La ley del tetracampeón
Marcelo (dcha.) pelea con Morgado por el control del balón durante la final del Europeo. (J. Abreu Miranda /EFE).

La selección española de fútbol sala revalidó en Portugal su vigente título de campeona de Europa y sumó su cuarto título continental, después de los logrados en 1996, 2001 y 2005, a costa de una Italia plagada de jugadores brasileños nacionalizados.

El equipo de José Venancio López, en el primer gran torneo del técnico vasco tras sustituir a Javier Lozano al frente del banquillo español, ofreció en la final su mejor imagen de todo el torneo, con una defensa muy sólida y un contragolpe muy efectivo.

Si se sufrió ante el descaro de Serbia o el acierto de Rusia en la fase de grupos, la eliminación de Portugal en las semifinales de su torneo desde el punto de penalti –tras remontar un 2-0 en los últimos minutos– sirvió de revulsivo para los dobles campeones del mundo (2000 y 2004), más concentrados durante la final.

El temprano gol de Marcelo facilitó el partido para España, lo que obligó a Italia a adelantar sus líneas cada vez más a la desesperada.
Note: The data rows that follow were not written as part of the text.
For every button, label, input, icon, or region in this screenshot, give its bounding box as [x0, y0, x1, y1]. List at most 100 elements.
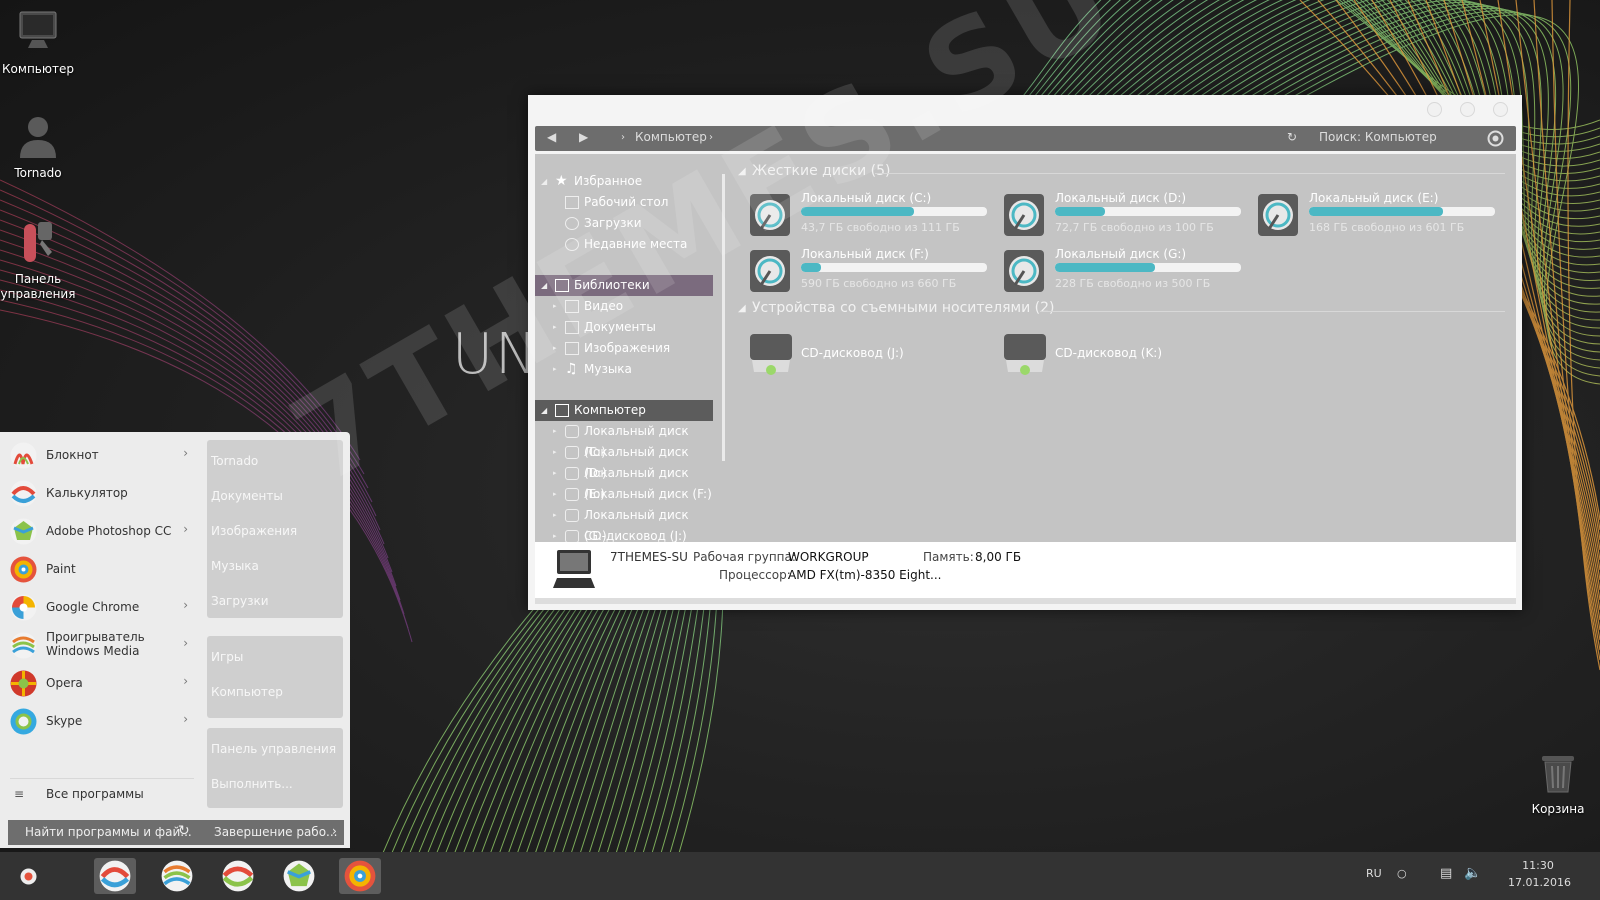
- taskbar-app[interactable]: [339, 858, 381, 894]
- nav-drive-f[interactable]: ▸ Локальный диск (F:): [535, 484, 713, 505]
- nav-favorites[interactable]: ◢ ★ Избранное: [535, 171, 713, 192]
- shutdown-options-icon[interactable]: ›: [332, 824, 337, 838]
- section-collapse-icon[interactable]: ◢: [738, 303, 746, 314]
- nav-scrollbar[interactable]: [722, 174, 725, 461]
- drive-tile[interactable]: Локальный диск (E:) 168 ГБ свободно из 6…: [1257, 191, 1497, 241]
- nav-cd-j[interactable]: ▸ CD-дисковод (J:): [535, 526, 713, 542]
- breadcrumb-chevron-icon[interactable]: ›: [621, 132, 625, 143]
- expand-icon[interactable]: ◢: [541, 275, 547, 296]
- back-icon[interactable]: ◀: [547, 130, 556, 144]
- refresh-icon[interactable]: ↻: [1287, 130, 1297, 144]
- expand-icon[interactable]: ◢: [541, 171, 547, 192]
- chevron-right-icon[interactable]: ›: [183, 712, 188, 726]
- tray-circle-icon[interactable]: ○: [1397, 867, 1407, 880]
- start-link[interactable]: Выполнить...: [211, 777, 293, 791]
- forward-icon[interactable]: ▶: [579, 130, 588, 144]
- start-link[interactable]: Музыка: [211, 559, 259, 573]
- desktop-icon-trash[interactable]: Корзина: [1520, 748, 1596, 817]
- start-links-group-2: Игры Компьютер: [207, 636, 343, 718]
- collapse-icon[interactable]: ▸: [553, 338, 557, 359]
- clock-time[interactable]: 11:30: [1508, 859, 1568, 872]
- drive-tile[interactable]: Локальный диск (G:) 228 ГБ свободно из 5…: [1003, 247, 1243, 297]
- start-link[interactable]: Tornado: [211, 454, 258, 468]
- nav-drive-c[interactable]: ▸ Локальный диск (C:): [535, 421, 713, 459]
- explorer-window[interactable]: ◀ ▶ › Компьютер › ↻ Поиск: Компьютер ◢ ★…: [528, 95, 1522, 610]
- collapse-icon[interactable]: ▸: [553, 526, 557, 542]
- start-link[interactable]: Документы: [211, 489, 283, 503]
- shutdown-button[interactable]: Завершение рабо...: [214, 825, 337, 839]
- nav-music[interactable]: ▸ ♫ Музыка: [535, 359, 713, 380]
- chevron-right-icon[interactable]: ›: [183, 446, 188, 460]
- language-indicator[interactable]: RU: [1366, 867, 1382, 880]
- start-link[interactable]: Игры: [211, 650, 243, 664]
- taskbar-app[interactable]: [156, 858, 198, 894]
- close-button[interactable]: [1493, 102, 1508, 117]
- nav-video[interactable]: ▸ Видео: [535, 296, 713, 317]
- nav-recent[interactable]: Недавние места: [535, 234, 713, 255]
- start-button-icon[interactable]: [20, 868, 37, 885]
- program-item[interactable]: Блокнот ›: [10, 438, 194, 472]
- start-link[interactable]: Компьютер: [211, 685, 283, 699]
- search-programs-input[interactable]: Найти программы и фай...: [25, 825, 192, 839]
- chevron-right-icon[interactable]: ›: [183, 674, 188, 688]
- collapse-icon[interactable]: ▸: [553, 484, 557, 505]
- minimize-button[interactable]: [1427, 102, 1442, 117]
- maximize-button[interactable]: [1460, 102, 1475, 117]
- music-icon: ♫: [565, 361, 578, 377]
- collapse-icon[interactable]: ▸: [553, 296, 557, 317]
- breadcrumb-dropdown-icon[interactable]: ›: [709, 132, 713, 143]
- taskbar-app[interactable]: [217, 858, 259, 894]
- nav-drive-g[interactable]: ▸ Локальный диск (G:): [535, 505, 713, 542]
- nav-libraries[interactable]: ◢ Библиотеки: [535, 275, 713, 296]
- desktop-icon-control-panel[interactable]: Панель управления: [0, 218, 76, 302]
- program-item[interactable]: Калькулятор: [10, 476, 194, 510]
- taskbar-app[interactable]: [278, 858, 320, 894]
- collapse-icon[interactable]: ▸: [553, 359, 557, 380]
- collapse-icon[interactable]: ▸: [553, 442, 557, 463]
- search-icon[interactable]: [1487, 130, 1504, 147]
- nav-documents[interactable]: ▸ Документы: [535, 317, 713, 338]
- expand-icon[interactable]: ◢: [541, 400, 547, 421]
- volume-icon[interactable]: 🔈: [1464, 865, 1481, 881]
- nav-drive-d[interactable]: ▸ Локальный диск (D:): [535, 442, 713, 480]
- nav-downloads[interactable]: Загрузки: [535, 213, 713, 234]
- start-link[interactable]: Панель управления: [211, 742, 336, 756]
- nav-computer[interactable]: ◢ Компьютер: [535, 400, 713, 421]
- search-icon[interactable]: ↻: [178, 823, 190, 839]
- start-link[interactable]: Загрузки: [211, 594, 269, 608]
- cd-drive-tile[interactable]: CD-дисковод (J:): [749, 332, 949, 376]
- chevron-right-icon[interactable]: ›: [183, 636, 188, 650]
- section-title-hard-drives[interactable]: Жесткие диски (5): [752, 163, 890, 179]
- section-title-removable[interactable]: Устройства со съемными носителями (2): [752, 300, 1054, 316]
- collapse-icon[interactable]: ▸: [553, 463, 557, 484]
- desktop-icon-user[interactable]: Tornado: [0, 112, 76, 181]
- collapse-icon[interactable]: ▸: [553, 505, 557, 526]
- collapse-icon[interactable]: ▸: [553, 317, 557, 338]
- section-collapse-icon[interactable]: ◢: [738, 166, 746, 177]
- nav-pictures[interactable]: ▸ Изображения: [535, 338, 713, 359]
- program-item[interactable]: Проигрыватель Windows Media ›: [10, 628, 194, 662]
- nav-desktop[interactable]: Рабочий стол: [535, 192, 713, 213]
- taskbar-app[interactable]: [94, 858, 136, 894]
- drive-tile[interactable]: Локальный диск (D:) 72,7 ГБ свободно из …: [1003, 191, 1243, 241]
- drive-tile[interactable]: Локальный диск (C:) 43,7 ГБ свободно из …: [749, 191, 989, 241]
- chevron-right-icon[interactable]: ›: [183, 522, 188, 536]
- program-item[interactable]: Opera ›: [10, 666, 194, 700]
- all-programs-button[interactable]: ≡ Все программы: [10, 778, 194, 804]
- breadcrumb[interactable]: Компьютер: [635, 130, 707, 144]
- drive-tile[interactable]: Локальный диск (F:) 590 ГБ свободно из 6…: [749, 247, 989, 297]
- clock-date[interactable]: 17.01.2016: [1508, 876, 1571, 889]
- desktop-icon-computer[interactable]: Компьютер: [0, 8, 76, 77]
- nav-drive-e[interactable]: ▸ Локальный диск (E:): [535, 463, 713, 501]
- cd-drive-tile[interactable]: CD-дисковод (K:): [1003, 332, 1203, 376]
- chevron-right-icon[interactable]: ›: [183, 598, 188, 612]
- program-item[interactable]: Google Chrome ›: [10, 590, 194, 624]
- program-item[interactable]: Paint: [10, 552, 194, 586]
- collapse-icon[interactable]: ▸: [553, 421, 557, 442]
- start-link[interactable]: Изображения: [211, 524, 297, 538]
- search-input[interactable]: Поиск: Компьютер: [1319, 130, 1437, 144]
- network-icon[interactable]: ▤: [1440, 866, 1452, 881]
- app-icon: [161, 860, 193, 892]
- program-item[interactable]: Skype ›: [10, 704, 194, 738]
- program-item[interactable]: Adobe Photoshop CC ›: [10, 514, 194, 548]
Amado, mientras, aparecía en los pocos despistes de una España que remató al contragolpe.

La roja de las dos estrellas

Hasta ayer, la selección española de fútbol sala no estrenó la misma camiseta con la que el equipo de Luis Aragonés derrotó a Suecia y logró su clasificación para la Eurocopa 2008; siempre ha sido habitual que el fútbol sala vista igual que el equipo absoluto del fútbol 11. Pero una particularidad, para envidia del fútbol grande, distingue al equipo «de sala»: las dos estrellas que luce sobre el escudo y que le reconocen como doble campeón mundial. «Han jugado como campeones del mundo», señaló Alessandro Nuccorini, técnico italiano.